When I listened to this talk again—over fifty times between last night and this morning—the Spirit emphasized one word: virtue.
What is virtue?
Virtue means to fill your mind with morally clean, righteous, and excellent thoughts until goodness becomes your reflex. To garnish is to equip or arm your thoughts, so when fear, doubt, or temptation step onto the stage of your mind, they find no audience. We control the stage. We choose which act plays. As I sat inside the Oquirrh Mountain Temple, I realized: darkness never conquers light that is armed with virtue.
President Hinckley connected virtue to a simple, practical four-point program—a pattern that turns righteousness into rhythm:
- Pray.
Prayer is the bridge to our Heavenly Father. “Speak with Him,” President Hinckley said. “Express the gratitude of your heart.” Prayer is not repetition—it is relationship. It invites light to dwell where confusion once lived. - Study.
“Resolve now that you will get all the education you can.” The glory of God is intelligence. I remember my own pursuit—working full-time in IT while carrying a full course load at LACC and DeVry. It was exhausting, but education was revelation in motion. To study is to worship with the mind. - Pay Tithing.
“Glorious is the promise of the Lord concerning those who pay their tithes.” Temporal faith builds spiritual independence. Each tithe is a declaration that God’s economy governs my heart more than the world’s uncertainty. - Attend Your Meetings.
There is no substitute for partaking of the sacrament. Sunday worship keeps us anchored when weekday storms rise. It renews the covenant that allows virtue to flow back into thought and action.
President Hinckley’s bridge between virtue and the four-point program is clear once you live it: each step disciplines the mind and purifies the heart.
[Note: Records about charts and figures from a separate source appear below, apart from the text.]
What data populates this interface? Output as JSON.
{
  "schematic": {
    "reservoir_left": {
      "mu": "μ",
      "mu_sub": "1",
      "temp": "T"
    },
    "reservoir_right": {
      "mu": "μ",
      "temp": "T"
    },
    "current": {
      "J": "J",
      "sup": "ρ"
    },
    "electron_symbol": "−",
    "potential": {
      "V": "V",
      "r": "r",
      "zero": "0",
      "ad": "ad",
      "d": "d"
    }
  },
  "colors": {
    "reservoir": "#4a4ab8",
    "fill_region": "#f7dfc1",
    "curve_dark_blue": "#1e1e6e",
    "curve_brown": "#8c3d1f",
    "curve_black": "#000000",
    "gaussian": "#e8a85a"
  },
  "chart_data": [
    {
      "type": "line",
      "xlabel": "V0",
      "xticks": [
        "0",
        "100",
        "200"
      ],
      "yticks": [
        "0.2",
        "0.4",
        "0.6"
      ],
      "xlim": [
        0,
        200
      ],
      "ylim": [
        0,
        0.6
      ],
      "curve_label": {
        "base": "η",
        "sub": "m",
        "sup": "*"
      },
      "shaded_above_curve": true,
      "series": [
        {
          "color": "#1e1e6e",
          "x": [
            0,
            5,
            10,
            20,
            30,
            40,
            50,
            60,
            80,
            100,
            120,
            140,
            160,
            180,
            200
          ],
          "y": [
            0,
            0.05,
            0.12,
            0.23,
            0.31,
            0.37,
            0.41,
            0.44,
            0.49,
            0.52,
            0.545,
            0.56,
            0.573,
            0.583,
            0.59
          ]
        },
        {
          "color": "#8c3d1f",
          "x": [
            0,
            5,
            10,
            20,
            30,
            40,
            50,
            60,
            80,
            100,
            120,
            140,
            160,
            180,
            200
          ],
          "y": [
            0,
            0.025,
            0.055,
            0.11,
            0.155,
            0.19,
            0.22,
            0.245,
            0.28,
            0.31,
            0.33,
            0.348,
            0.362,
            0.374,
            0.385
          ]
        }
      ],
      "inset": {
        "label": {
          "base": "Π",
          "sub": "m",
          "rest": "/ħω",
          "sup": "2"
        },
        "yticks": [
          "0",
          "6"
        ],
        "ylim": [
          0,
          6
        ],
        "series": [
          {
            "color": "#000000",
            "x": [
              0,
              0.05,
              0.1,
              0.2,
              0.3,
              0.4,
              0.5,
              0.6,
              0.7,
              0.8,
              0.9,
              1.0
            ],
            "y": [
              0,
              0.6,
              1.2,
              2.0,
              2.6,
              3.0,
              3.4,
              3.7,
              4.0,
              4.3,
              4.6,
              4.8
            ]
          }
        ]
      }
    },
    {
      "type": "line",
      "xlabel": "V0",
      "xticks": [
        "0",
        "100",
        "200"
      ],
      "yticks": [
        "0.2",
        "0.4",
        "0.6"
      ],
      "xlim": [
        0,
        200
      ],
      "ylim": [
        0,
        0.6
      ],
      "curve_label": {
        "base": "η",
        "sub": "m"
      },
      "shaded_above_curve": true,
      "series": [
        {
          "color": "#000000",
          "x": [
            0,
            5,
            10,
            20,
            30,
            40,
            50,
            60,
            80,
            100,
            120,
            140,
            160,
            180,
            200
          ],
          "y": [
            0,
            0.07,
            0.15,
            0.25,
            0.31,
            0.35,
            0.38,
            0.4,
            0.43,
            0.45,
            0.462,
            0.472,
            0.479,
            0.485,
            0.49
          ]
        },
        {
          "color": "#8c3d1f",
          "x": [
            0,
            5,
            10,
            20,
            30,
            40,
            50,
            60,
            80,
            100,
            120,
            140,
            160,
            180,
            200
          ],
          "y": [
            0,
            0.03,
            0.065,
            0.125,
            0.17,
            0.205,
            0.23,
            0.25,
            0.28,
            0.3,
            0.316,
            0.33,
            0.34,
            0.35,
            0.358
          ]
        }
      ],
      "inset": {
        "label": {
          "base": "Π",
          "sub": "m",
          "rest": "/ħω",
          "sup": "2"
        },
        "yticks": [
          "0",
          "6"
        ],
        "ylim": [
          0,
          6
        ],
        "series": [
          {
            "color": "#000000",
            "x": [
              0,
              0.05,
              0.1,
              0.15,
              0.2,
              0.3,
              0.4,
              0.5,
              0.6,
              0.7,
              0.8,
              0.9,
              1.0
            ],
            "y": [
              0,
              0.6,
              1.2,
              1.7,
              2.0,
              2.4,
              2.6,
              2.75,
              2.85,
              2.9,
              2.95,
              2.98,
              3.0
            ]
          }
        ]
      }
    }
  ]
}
Prayer keeps thoughts upward.
Study keeps them expanding.
Tithing keeps them consecrated.
Worship keeps them renewed.
Together, they garnish the mind with virtue—unceasingly.
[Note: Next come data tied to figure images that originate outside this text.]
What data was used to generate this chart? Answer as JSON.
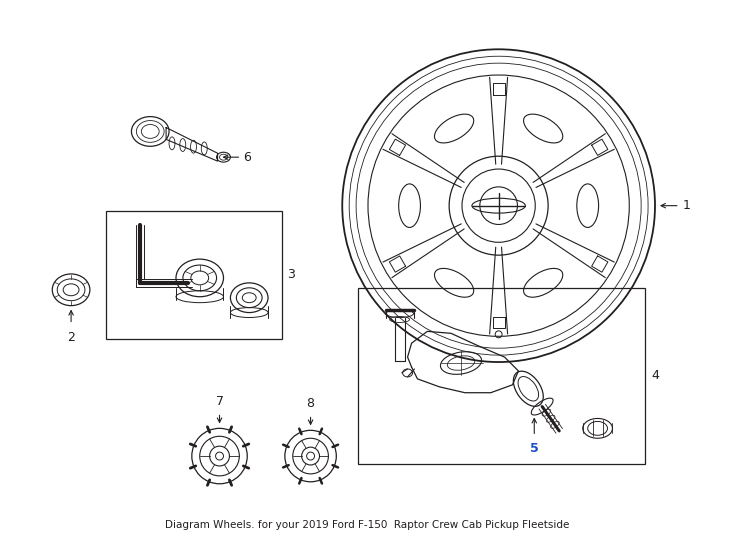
{
  "title": "Diagram Wheels. for your 2019 Ford F-150  Raptor Crew Cab Pickup Fleetside",
  "background_color": "#ffffff",
  "line_color": "#231f20",
  "fig_width": 7.34,
  "fig_height": 5.4,
  "dpi": 100,
  "title_fontsize": 7.5,
  "label_fontsize": 9
}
He promised, “Each of you is a creature of Divinity. You are literally a daughter or son of the Almighty. There is no limit to your potential. If you will take control of your lives, the future is filled with opportunity and gladness.”
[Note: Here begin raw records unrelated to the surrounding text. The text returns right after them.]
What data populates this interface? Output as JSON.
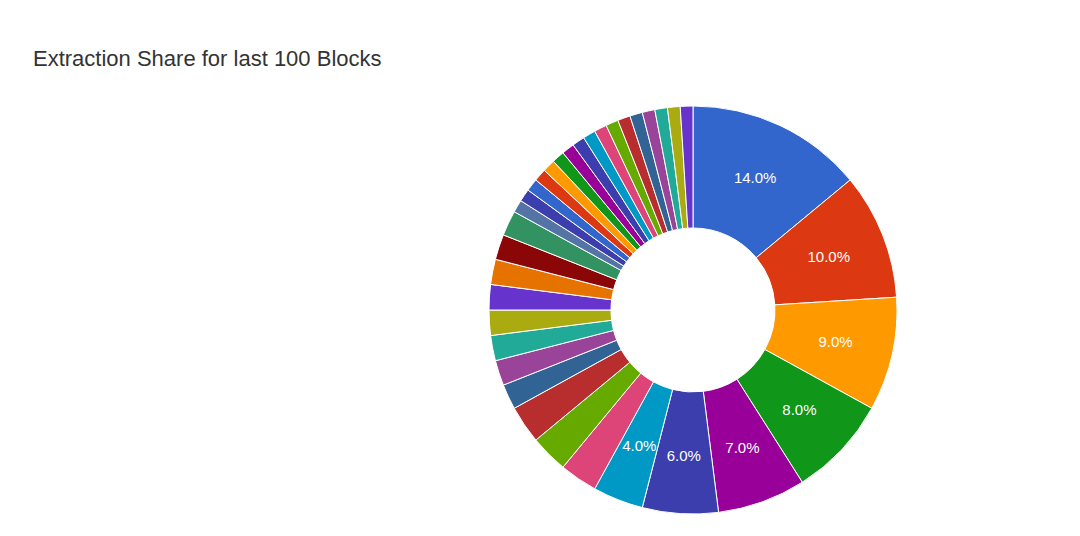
{
  "chart_data": {
    "type": "pie",
    "title": "Extraction Share for last 100 Blocks",
    "values": [
      14,
      10,
      9,
      8,
      7,
      6,
      4,
      3,
      3,
      3,
      2,
      2,
      2,
      2,
      2,
      2,
      2,
      2,
      1,
      1,
      1,
      1,
      1,
      1,
      1,
      1,
      1,
      1,
      1,
      1,
      1,
      1,
      1,
      1,
      1
    ],
    "value_labels": [
      "14.0%",
      "10.0%",
      "9.0%",
      "8.0%",
      "7.0%",
      "6.0%",
      "4.0%",
      null,
      null,
      null,
      null,
      null,
      null,
      null,
      null,
      null,
      null,
      null,
      null,
      null,
      null,
      null,
      null,
      null,
      null,
      null,
      null,
      null,
      null,
      null,
      null,
      null,
      null,
      null,
      null
    ],
    "colors": [
      "#3366cc",
      "#dc3912",
      "#ff9900",
      "#109618",
      "#990099",
      "#3b3eac",
      "#0099c6",
      "#dd4477",
      "#66aa00",
      "#b82e2e",
      "#316395",
      "#994499",
      "#22aa99",
      "#aaaa11",
      "#6633cc",
      "#e67300",
      "#8b0707",
      "#329262",
      "#5574a6",
      "#3b3eac",
      "#3366cc",
      "#dc3912",
      "#ff9900",
      "#109618",
      "#990099",
      "#3b3eac",
      "#0099c6",
      "#dd4477",
      "#66aa00",
      "#b82e2e",
      "#316395",
      "#994499",
      "#22aa99",
      "#aaaa11",
      "#6633cc"
    ],
    "data_labels": true
  }
}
As I waited outside the Oquirrh Temple for the waxing gibbous moon to rise above the spire, I thought of those words. The moon appeared quietly, reflecting light it does not create—just as we reflect heaven’s virtue when we live this four-point pattern.
Final Reflection:
Virtue is not perfection—it is direction. It is the steady alignment of thought toward holiness until confidence replaces fear. In that light, President Hinckley’s four steps are not separate commandments; they are one continuous motion toward the presence of God.